RED OAK — As Ryan Smola spoke to the Red Oak City Council, he laid out his plan to keep his family not under just one roof, but two. The Red Oak resident approached the council in hopes of providing a home for his parents as well for himself and teenage son, that might not exactly fit the city's current code.

Though the decision was not easy and required much discussion, the board approved the motion.

Smola purchased the property on Pratt Road that had an existing dwelling and two outbuildings. He planned to provide a residence for his parents in the house and convert one of the outbuildings into a home for himself and his teenage son.

The Planning and Zoning Commission initially had four elements of the request to consider:

The proposed dwelling unit is approximately 135 feet from Pratt Rd, is it visible to Pratt Rd?

The proposed dwelling matches in color to the red barn next to it. Would any deviation on the north side elevation — for example, the addition of stone — would make the dwelling unit stand out even more?

Is the proposed unit is appropriate for the surrounding neighborhood? Is the north side visible from the street and faces a private drive?

The commission agreed to allow the accessory building to be used as a dwelling with the conditions of the wall that fronts the current driveway be constructed of a mixture of masonry and siding to match the existing house.

Presenting the proposed zoning change to the council, Red Oak City Manager Todd Fuller advised the board, stating, “The building does not match the criteria in the zoning ordinance for an accessory dwelling unit.”

He went on to say that to meet city standards, the walls would need a brick masonry covering with the front and side walls being 100 percent brick veneer to meet code.

Smola, while addressing the council, explained that since the beginning of this project the family has faced multiple crises including health problems with both parents. He then said the contractor he hired stated the current foundation would not support the added weight of the brick.

"With recent financial problems we have faced, complying with the brick requirement will make this project hard to complete," he added.

Also commenting to the council was his mother, Jane Smola.

“This is all about aesthetics. You cannot see the building from the street," Smola. "All we want to do is improve our property and have our family together.”

Emil Smola, the father of Ryan Smola, added, “We bought this property a couple of months ago. We’ve done a lot of improvements on it. My son and my grandson need their own place to love.”

Red Oak Mayor Alan Hugley then delivered his assessment to the council.

“This case fits accessory dwelling requirements. The other thing is we have to decide whether it sets a president," Hughley said. "P&Z initially said this to be more rural. It is not a small thing to change.”

Adding their opinions, councilman Gordon Toney said “We have a P&Z for a reason. I think we should follow their recommendation and allow the building with their masonry recommendation.”

Before calling for a motion, Hugley directed his comment towards the council saying, “The only question we have before us is to allow the masonry exception.”

Reading the motion, Red Oak City Attorney Robert Hager made the motion to accept the application for the auxiliary dwelling with a wainscot and board siding.

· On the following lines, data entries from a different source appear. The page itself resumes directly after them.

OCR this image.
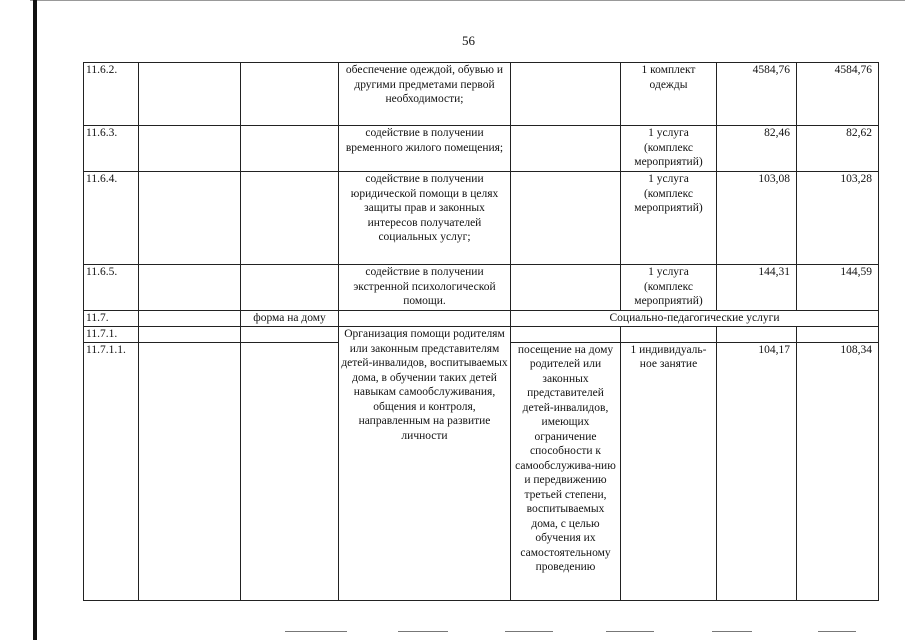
56
11.6.2.			обеспечение одеждой, обувью и другими предметами первой необходимости;		1 комплект одежды	4584,76	4584,76
11.6.3.			содействие в получении временного жилого помещения;		1 услуга (комплекс мероприятий)	82,46	82,62
11.6.4.			содействие в получении юридической помощи в целях защиты прав и законных интересов получателей социальных услуг;		1 услуга (комплекс мероприятий)	103,08	103,28
11.6.5.			содействие в получении экстренной психологической помощи.		1 услуга (комплекс мероприятий)	144,31	144,59
11.7.		форма на дому		Социально-педагогические услуги			
11.7.1.			Организация помощи родителям или законным представителям детей-инвалидов, воспитываемых дома, в обучении таких детей навыкам самообслуживания, общения и контроля, направленным на развитие личности				
11.7.1.1.				посещение на дому родителей или законных представителей детей-инвалидов, имеющих ограничение способности к самообслужива-нию и передвижению третьей степени, воспитываемых дома, с целью обучения их самостоятельному проведению	1 индивидуаль-ное занятие	104,17	108,34
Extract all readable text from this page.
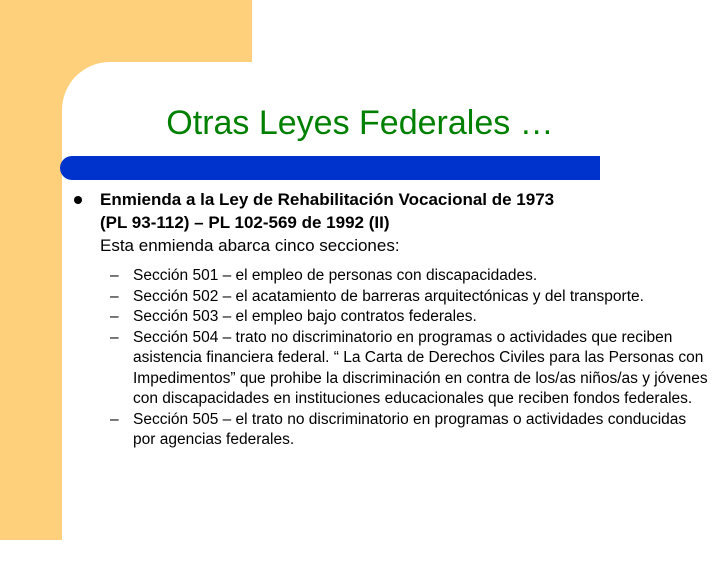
Otras Leyes Federales …
Enmienda a la Ley de Rehabilitación Vocacional de 1973
(PL 93-112) – PL 102-569 de 1992 (II)
Esta enmienda abarca cinco secciones:
– Sección 501 – el empleo de personas con discapacidades.
– Sección 502 – el acatamiento de barreras arquitectónicas y del transporte.
– Sección 503 – el empleo bajo contratos federales.
– Sección 504 – trato no discriminatorio en programas o actividades que reciben asistencia financiera federal. “ La Carta de Derechos Civiles para las Personas con Impedimentos” que prohibe la discriminación en contra de los/as niños/as y jóvenes con discapacidades en instituciones educacionales que reciben fondos federales.
– Sección 505 – el trato no discriminatorio en programas o actividades conducidas por agencias federales.
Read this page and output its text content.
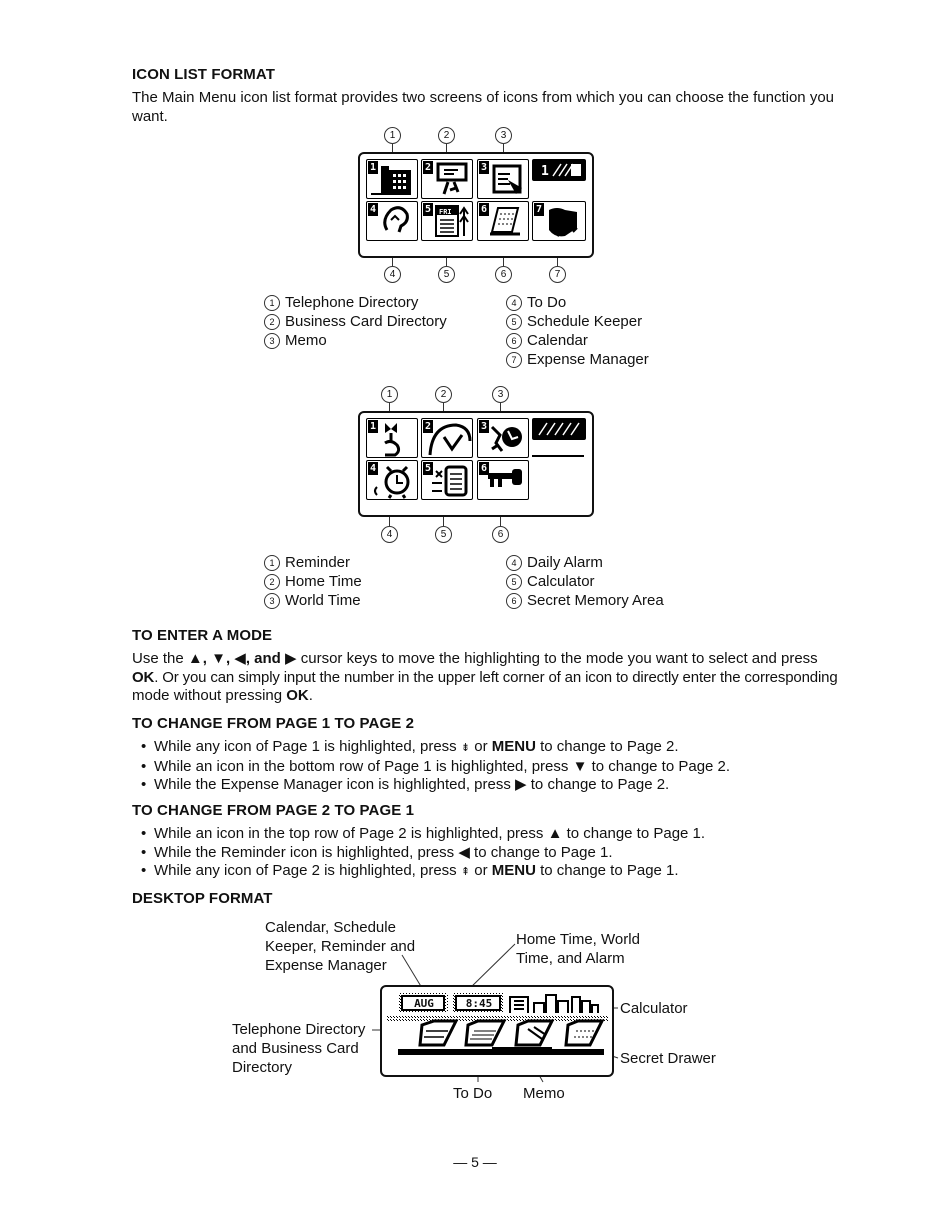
ICON LIST FORMAT
The Main Menu icon list format provides two screens of icons from which you can choose the function you
want.
1	2	3
4	5	6	7
1	2	3	1
4	5 FRI	6	7
1 Telephone Directory
2 Business Card Directory
3 Memo
4 To Do
5 Schedule Keeper
6 Calendar
7 Expense Manager
1	2	3
4	5	6
1	2	3
4	5	6
1 Reminder
2 Home Time
3 World Time
4 Daily Alarm
5 Calculator
6 Secret Memory Area
TO ENTER A MODE
Use the ▲, ▼, ◀, and ▶ cursor keys to move the highlighting to the mode you want to select and press
OK. Or you can simply input the number in the upper left corner of an icon to directly enter the corresponding
mode without pressing OK.
TO CHANGE FROM PAGE 1 TO PAGE 2
• While any icon of Page 1 is highlighted, press ⇟ or MENU to change to Page 2.
• While an icon in the bottom row of Page 1 is highlighted, press ▼ to change to Page 2.
• While the Expense Manager icon is highlighted, press ▶ to change to Page 2.
TO CHANGE FROM PAGE 2 TO PAGE 1
• While an icon in the top row of Page 2 is highlighted, press ▲ to change to Page 1.
• While the Reminder icon is highlighted, press ◀ to change to Page 1.
• While any icon of Page 2 is highlighted, press ⇞ or MENU to change to Page 1.
DESKTOP FORMAT
Calendar, Schedule
Keeper, Reminder and
Expense Manager
Home Time, World
Time, and Alarm
Calculator
Telephone Directory
and Business Card
Directory
Secret Drawer
To Do Memo
AUG	8:45
— 5 —
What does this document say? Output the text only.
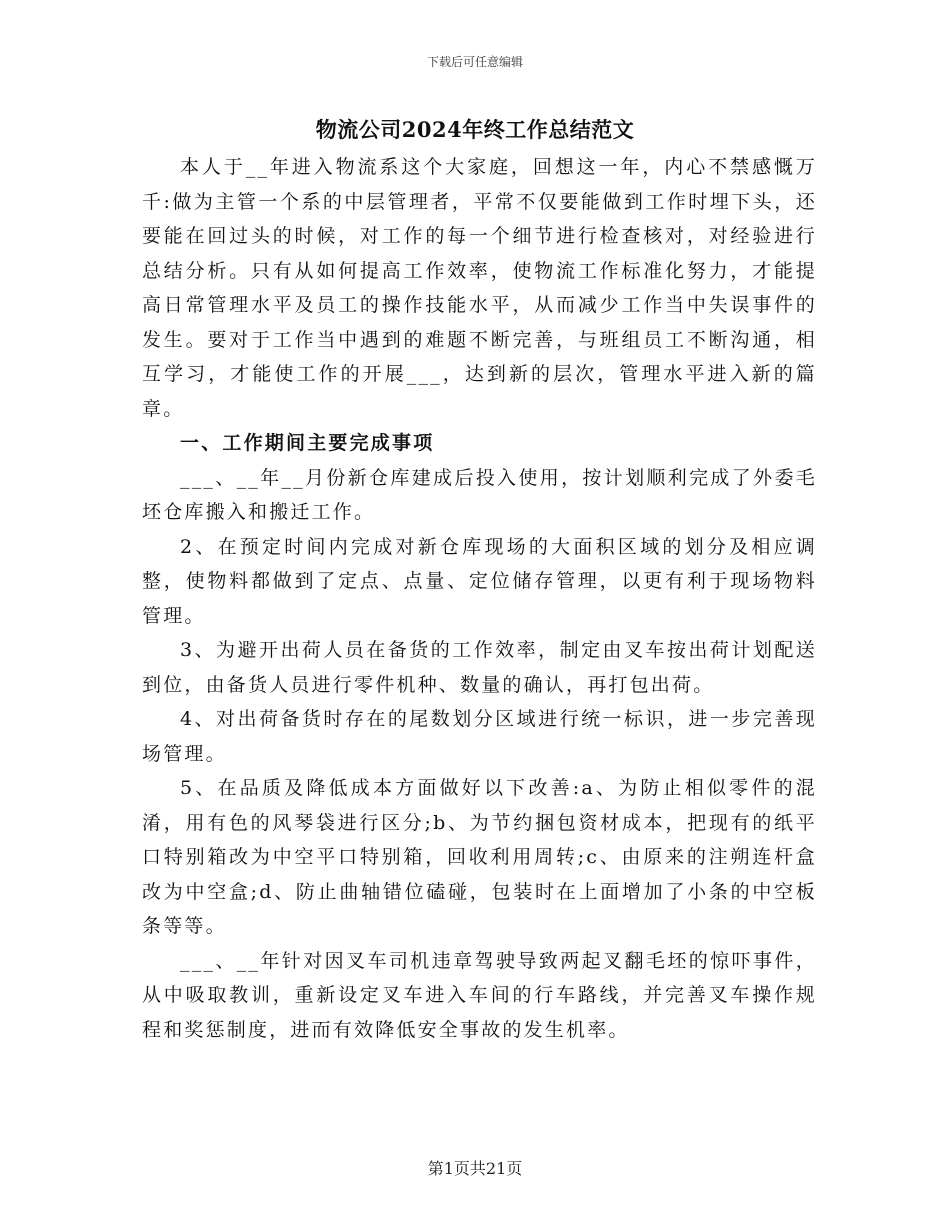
下载后可任意编辑
物流公司2024年终工作总结范文

本人于__年进入物流系这个大家庭，回想这一年，内心不禁感慨万千:做为主管一个系的中层管理者，平常不仅要能做到工作时埋下头，还要能在回过头的时候，对工作的每一个细节进行检查核对，对经验进行总结分析。只有从如何提高工作效率，使物流工作标准化努力，才能提高日常管理水平及员工的操作技能水平，从而减少工作当中失误事件的发生。要对于工作当中遇到的难题不断完善，与班组员工不断沟通，相互学习，才能使工作的开展___，达到新的层次，管理水平进入新的篇章。

一、工作期间主要完成事项

___、__年__月份新仓库建成后投入使用，按计划顺利完成了外委毛坯仓库搬入和搬迁工作。

2、在预定时间内完成对新仓库现场的大面积区域的划分及相应调整，使物料都做到了定点、点量、定位储存管理，以更有利于现场物料管理。

3、为避开出荷人员在备货的工作效率，制定由叉车按出荷计划配送到位，由备货人员进行零件机种、数量的确认，再打包出荷。

4、对出荷备货时存在的尾数划分区域进行统一标识，进一步完善现场管理。

5、在品质及降低成本方面做好以下改善:a、为防止相似零件的混淆，用有色的风琴袋进行区分;b、为节约捆包资材成本，把现有的纸平口特别箱改为中空平口特别箱，回收利用周转;c、由原来的注朔连杆盒改为中空盒;d、防止曲轴错位磕碰，包装时在上面增加了小条的中空板条等等。

___、__年针对因叉车司机违章驾驶导致两起叉翻毛坯的惊吓事件，从中吸取教训，重新设定叉车进入车间的行车路线，并完善叉车操作规程和奖惩制度，进而有效降低安全事故的发生机率。

第1页共21页
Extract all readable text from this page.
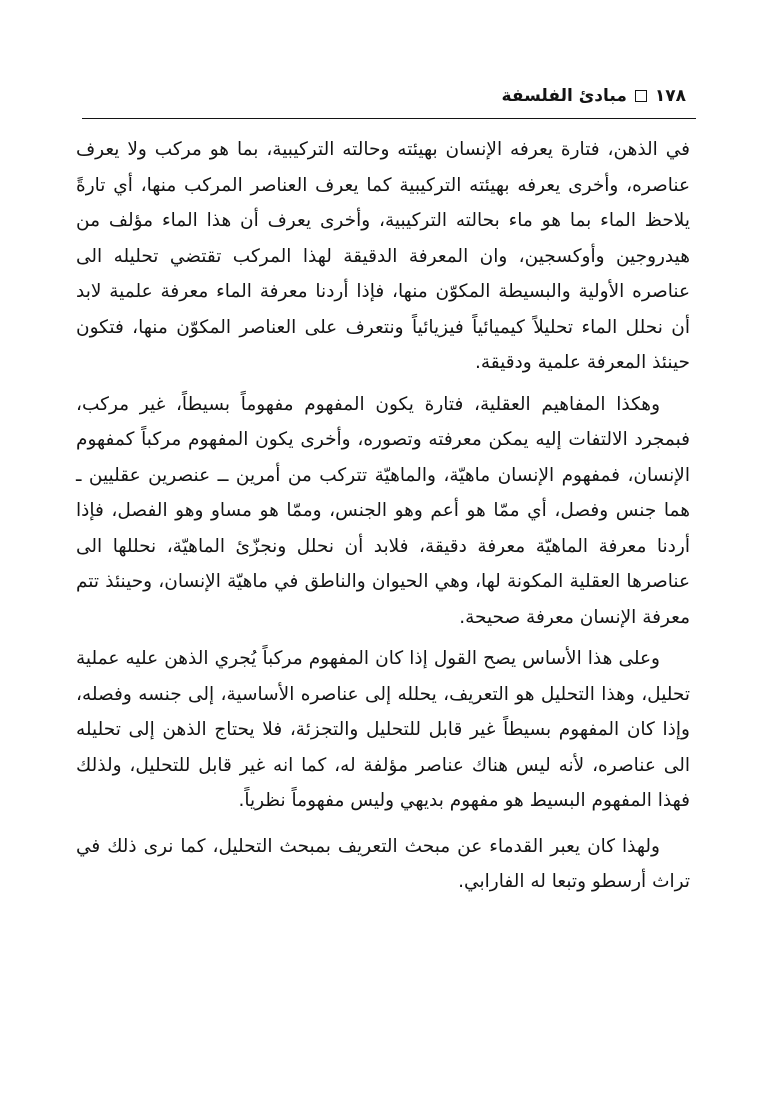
١٧٨
مبادئ الفلسفة

في الذهن، فتارة يعرفه الإنسان بهيئته وحالته التركيبية، بما هو مركب ولا يعرف عناصره، وأخرى يعرفه بهيئته التركيبية كما يعرف العناصر المركب منها، أي تارةً يلاحظ الماء بما هو ماء بحالته التركيبية، وأخرى يعرف أن هذا الماء مؤلف من هيدروجين وأوكسجين، وان المعرفة الدقيقة لهذا المركب تقتضي تحليله الى عناصره الأولية والبسيطة المكوّن منها، فإذا أردنا معرفة الماء معرفة علمية لابد أن نحلل الماء تحليلاً كيميائياً فيزيائياً ونتعرف على العناصر المكوّن منها، فتكون حينئذ المعرفة علمية ودقيقة.

وهكذا المفاهيم العقلية، فتارة يكون المفهوم مفهوماً بسيطاً، غير مركب، فبمجرد الالتفات إليه يمكن معرفته وتصوره، وأخرى يكون المفهوم مركباً كمفهوم الإنسان، فمفهوم الإنسان ماهيّة، والماهيّة تتركب من أمرين ــ عنصرين عقليين ـ هما جنس وفصل، أي ممّا هو أعم وهو الجنس، وممّا هو مساو وهو الفصل، فإذا أردنا معرفة الماهيّة معرفة دقيقة، فلابد أن نحلل ونجزّئ الماهيّة، نحللها الى عناصرها العقلية المكونة لها، وهي الحيوان والناطق في ماهيّة الإنسان، وحينئذ تتم معرفة الإنسان معرفة صحيحة.

وعلى هذا الأساس يصح القول إذا كان المفهوم مركباً يُجري الذهن عليه عملية تحليل، وهذا التحليل هو التعريف، يحلله إلى عناصره الأساسية، إلى جنسه وفصله، وإذا كان المفهوم بسيطاً غير قابل للتحليل والتجزئة، فلا يحتاج الذهن إلى تحليله الى عناصره، لأنه ليس هناك عناصر مؤلفة له، كما انه غير قابل للتحليل، ولذلك فهذا المفهوم البسيط هو مفهوم بديهي وليس مفهوماً نظرياً.

ولهذا كان يعبر القدماء عن مبحث التعريف بمبحث التحليل، كما نرى ذلك في تراث أرسطو وتبعا له الفارابي.
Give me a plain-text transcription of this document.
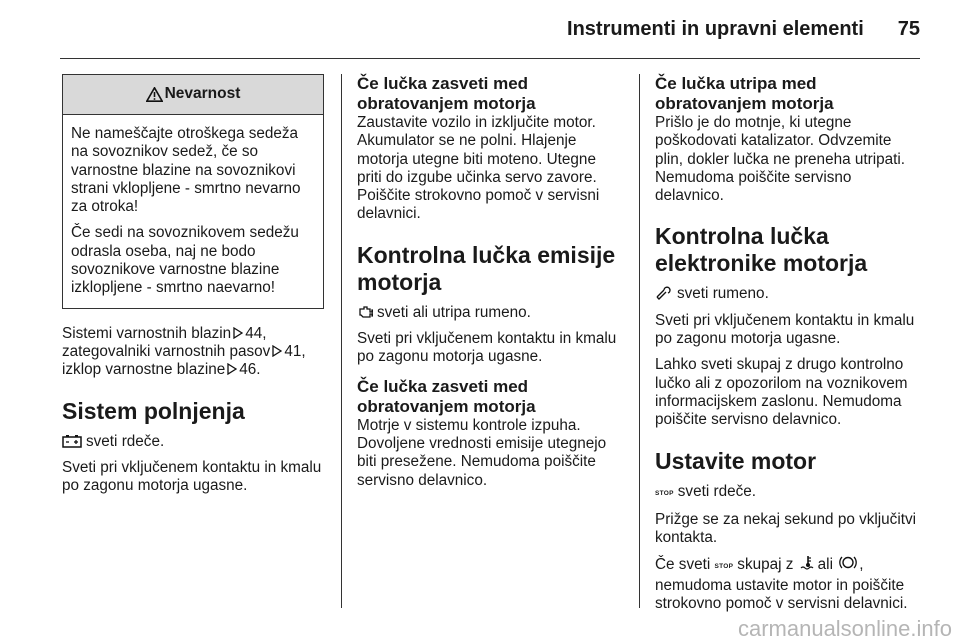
Instrumenti in upravni elementi 75
Nevarnost

Ne nameščajte otroškega sedeža na sovoznikov sedež, če so varnostne blazine na sovoznikovi strani vklopljene - smrtno nevarno za otroka!

Če sedi na sovoznikovem sedežu odrasla oseba, naj ne bodo sovoznikove varnostne blazine izklopljene - smrtno naevarno!

Sistemi varnostnih blazin 44,
zategovalniki varnostnih pasov 41,
izklop varnostne blazine 46.

Sistem polnjenja

sveti rdeče.

Sveti pri vključenem kontaktu in kmalu po zagonu motorja ugasne.

Če lučka zasveti med obratovanjem motorja

Zaustavite vozilo in izključite motor. Akumulator se ne polni. Hlajenje motorja utegne biti moteno. Utegne priti do izgube učinka servo zavore. Poiščite strokovno pomoč v servisni delavnici.

Kontrolna lučka emisije motorja

sveti ali utripa rumeno.

Sveti pri vključenem kontaktu in kmalu po zagonu motorja ugasne.

Če lučka zasveti med obratovanjem motorja

Motrje v sistemu kontrole izpuha. Dovoljene vrednosti emisije utegnejo biti presežene. Nemudoma poiščite servisno delavnico.

Če lučka utripa med obratovanjem motorja

Prišlo je do motnje, ki utegne poškodovati katalizator. Odvzemite plin, dokler lučka ne preneha utripati. Nemudoma poiščite servisno delavnico.

Kontrolna lučka elektronike motorja

sveti rumeno.

Sveti pri vključenem kontaktu in kmalu po zagonu motorja ugasne.

Lahko sveti skupaj z drugo kontrolno lučko ali z opozorilom na voznikovem informacijskem zaslonu. Nemudoma poiščite servisno delavnico.

Ustavite motor

STOP sveti rdeče.

Prižge se za nekaj sekund po vključitvi kontakta.

Če sveti STOP skupaj z ali ,
nemudoma ustavite motor in poiščite strokovno pomoč v servisni delavnici.

carmanualsonline.info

The motion passed unanimously.


A recommendation by Stuart Williams of Kimley Horn Associates to create a Capital Improvements Advisory Committee was unanimously approved by the council.

As approved the council, the committee will be comprised of the members of the Planning and Zoning Commission. The board will serve in an advisory capacity only.

They will discuss and bring recommendations back to the council on water and sewer improvements, land use and impact fees that developers pay to cover the cost infrastructure.

The committee shall provide committee reports to the city council that includes comments and recommendations regarding land use assumptions, capital improvements plans, and impact fees. Each of these reports has a set schedule that must be met.

According to Williams, the committee will meet twice to bring their recommendations to the council. Once the recommendations are made, a public hearing will be scheduled.

The timeline set for the process has the presentation to the council with recommendations for Land Use Assumptions, Capital Improvement Plans, and Impact fees under Local Government codes.

The first public hearing on Land Use Assumptions and Capital Improvement Plans are set for Jan. 29, 2018.

A separate public hearing for the impact fee approval will be scheduled the week of March 19, 2018.

Other actions approved by the council:

A zoning change for a planned development to allow a single family dwelling to be constructed on 13.5 acres off Country Ridge Lane. A zoning request changing a tract of land located at the intersection of Ovilla Road and Bluebonnet Road to allow for a commercial shopping center.